While we wait, foraging titan triggerfish shoot us the stink eye for our intrusion, before darting off in disgust. Groupers duck out of sight, keeping one suspicious eye on the ruckus. Fragile coral suffer us in silence.
No one really seems to notice.
A soft tap on an oxygen tank heralds the arrival of a lone manta ray, and a hush ripples through the crowd. It’s the star of the show, the main event; it’s what we paid for.
The manta enters with an entourage of giant trevally bodyguards and remora groupies, inspecting today’s gathering of divers with stately wing-beats. Like children entranced by the Pied Piper, several new divers lose themselves watching the manta and don’t notice that they’ve begun to float dangerously quickly toward the surface.
As the manta’s 4metre-wide underbelly glides an arm’s length over my head, I’m momentarily hypnotized by an awareness of how blessed I am that this wild animal has, of its own free will, chosen to interact with me at such close quarters.
This must be, I think, how little monsters feel at Lady Gaga concerts.

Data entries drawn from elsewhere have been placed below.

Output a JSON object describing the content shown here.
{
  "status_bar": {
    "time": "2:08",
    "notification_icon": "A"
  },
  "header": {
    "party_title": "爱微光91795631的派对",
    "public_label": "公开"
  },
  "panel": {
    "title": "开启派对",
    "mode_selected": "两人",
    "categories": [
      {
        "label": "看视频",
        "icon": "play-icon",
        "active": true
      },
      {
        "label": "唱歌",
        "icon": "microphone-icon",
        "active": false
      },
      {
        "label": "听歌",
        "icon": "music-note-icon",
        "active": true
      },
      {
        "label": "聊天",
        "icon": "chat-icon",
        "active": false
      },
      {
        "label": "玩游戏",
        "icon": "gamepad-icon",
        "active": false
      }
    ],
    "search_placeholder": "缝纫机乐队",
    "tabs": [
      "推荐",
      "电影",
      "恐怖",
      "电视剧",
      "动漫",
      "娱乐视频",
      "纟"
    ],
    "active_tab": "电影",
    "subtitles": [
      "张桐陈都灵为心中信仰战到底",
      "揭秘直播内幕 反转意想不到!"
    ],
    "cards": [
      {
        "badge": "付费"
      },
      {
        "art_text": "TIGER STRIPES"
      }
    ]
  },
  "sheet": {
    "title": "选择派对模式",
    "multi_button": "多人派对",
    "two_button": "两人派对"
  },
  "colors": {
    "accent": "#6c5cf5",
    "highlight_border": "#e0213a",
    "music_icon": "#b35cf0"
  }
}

I resist the urge to touch the manta and settle for spreading my arms instead – it’s not everyday one gets to fly with a wild animal. A part of me is surprised how fast everything literally fades away as we glide in sync, until I realize that I’ve actually drifted away from the reef with the manta.
The spell is broken.
I swim back to safety, grateful for my personal National Geographic moment of solitude with the giant, wishing we’d had more time together. My last thought, as the manta disappears into the deep blue like a dream, is a silent hope that at least one of those zealous camera-swingers was inspired to immortalize my moment on camera.